In his lab at OMRF, Ahamed studies how fibrosis, the formation of scar tissue, can damage the heart. In experimental models, he and his research team have found that a naturally-occurring protein called TGF-beta1 contributes to cardiac and aortic valve fibrosis, which can lead to deterioration of heart function and ultimately heart failure and death.

“Dr. Ahamed’s team has been working hard on this project,” said Lijun Xia, M.D., Ph.D., who leads the Cardiovascular Biology Research Program at OMRF. “This work will provide mechanistic insights into aortic stenosis that may lead to new therapeutic interventions for deadly disease.”

With the new grant, Ahamed will build on this research, a path he hopes will lead to new therapies to treat patients.
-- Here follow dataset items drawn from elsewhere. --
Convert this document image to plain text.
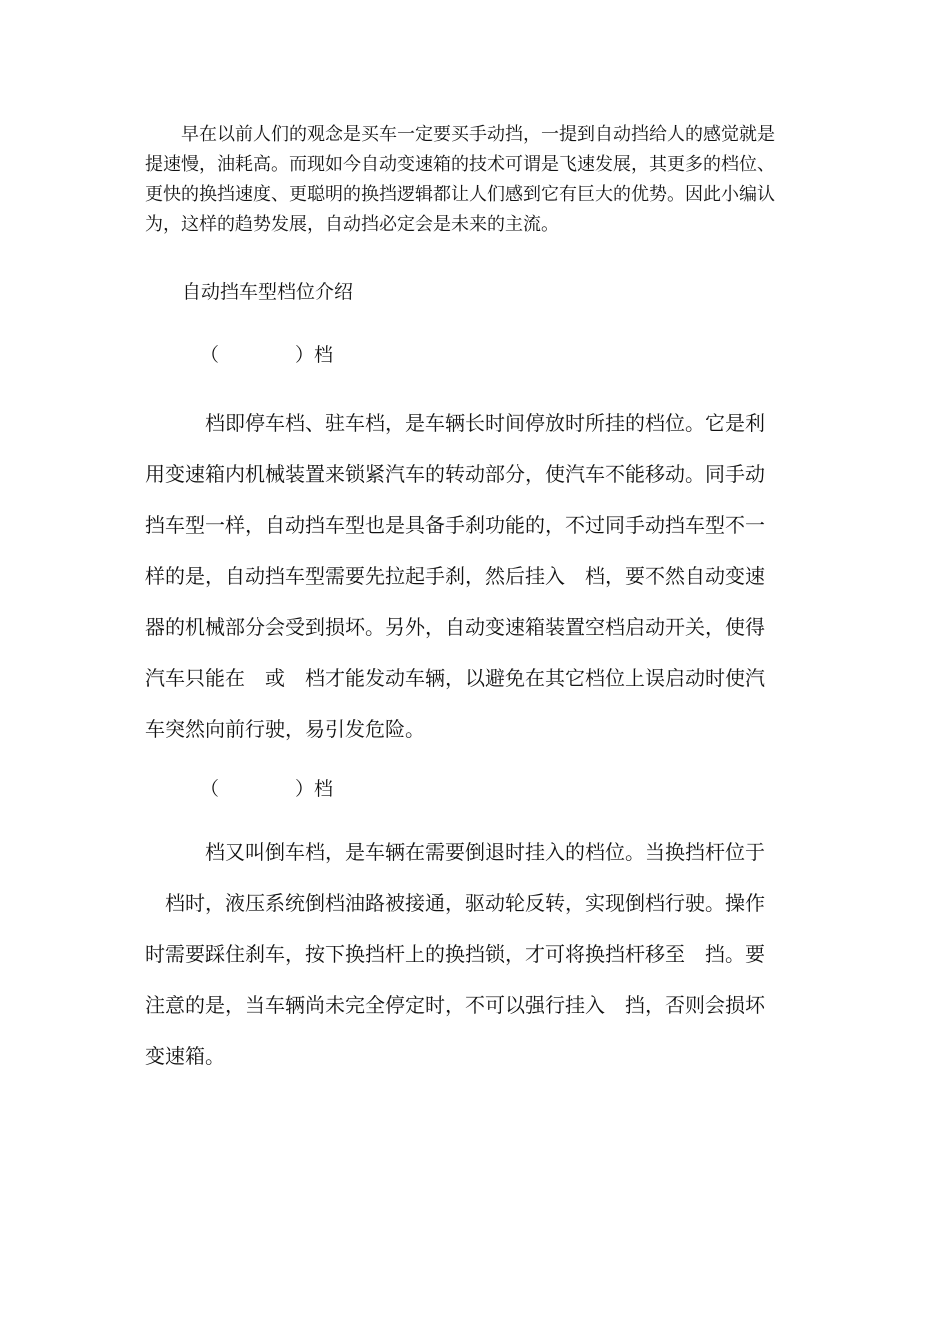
　　早在以前人们的观念是买车一定要买手动挡，一提到自动挡给人的感觉就是
提速慢，油耗高。而现如今自动变速箱的技术可谓是飞速发展，其更多的档位、
更快的换挡速度、更聪明的换挡逻辑都让人们感到它有巨大的优势。因此小编认
为，这样的趋势发展，自动挡必定会是未来的主流。

自动挡车型档位介绍

（　　　　）档

　　　档即停车档、驻车档，是车辆长时间停放时所挂的档位。它是利
用变速箱内机械装置来锁紧汽车的转动部分，使汽车不能移动。同手动
挡车型一样，自动挡车型也是具备手刹功能的，不过同手动挡车型不一
样的是，自动挡车型需要先拉起手刹，然后挂入　档，要不然自动变速
器的机械部分会受到损坏。另外，自动变速箱装置空档启动开关，使得
汽车只能在　或　档才能发动车辆，以避免在其它档位上误启动时使汽
车突然向前行驶，易引发危险。

（　　　　）档

　　　档又叫倒车档，是车辆在需要倒退时挂入的档位。当换挡杆位于
　档时，液压系统倒档油路被接通，驱动轮反转，实现倒档行驶。操作
时需要踩住刹车，按下换挡杆上的换挡锁，才可将换挡杆移至　挡。要
注意的是，当车辆尚未完全停定时，不可以强行挂入　挡，否则会损坏
变速箱。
“The discovery of the role of platelet TGF-beta1 in aortic valve fibrosis was novel, but if we can find a way to inhibit this process and step in with a therapy, it could be a major breakthrough in heart health for our aging population,” said Ahamed, who joined OMRF in 2015 from Rockefeller University in New York.

He’ll utilize a method he’s developed to test compounds that could halt the disease process. 

“Our new, highly predictive experimental model can be used to test drugs to prevent the progression of this disease by targeting it in its initial stages,” said Ahamed.

The grant, 1 R01 HL148123-01A1, is funded by the National Heart, Lung and Blood Institute, a part of the NIH.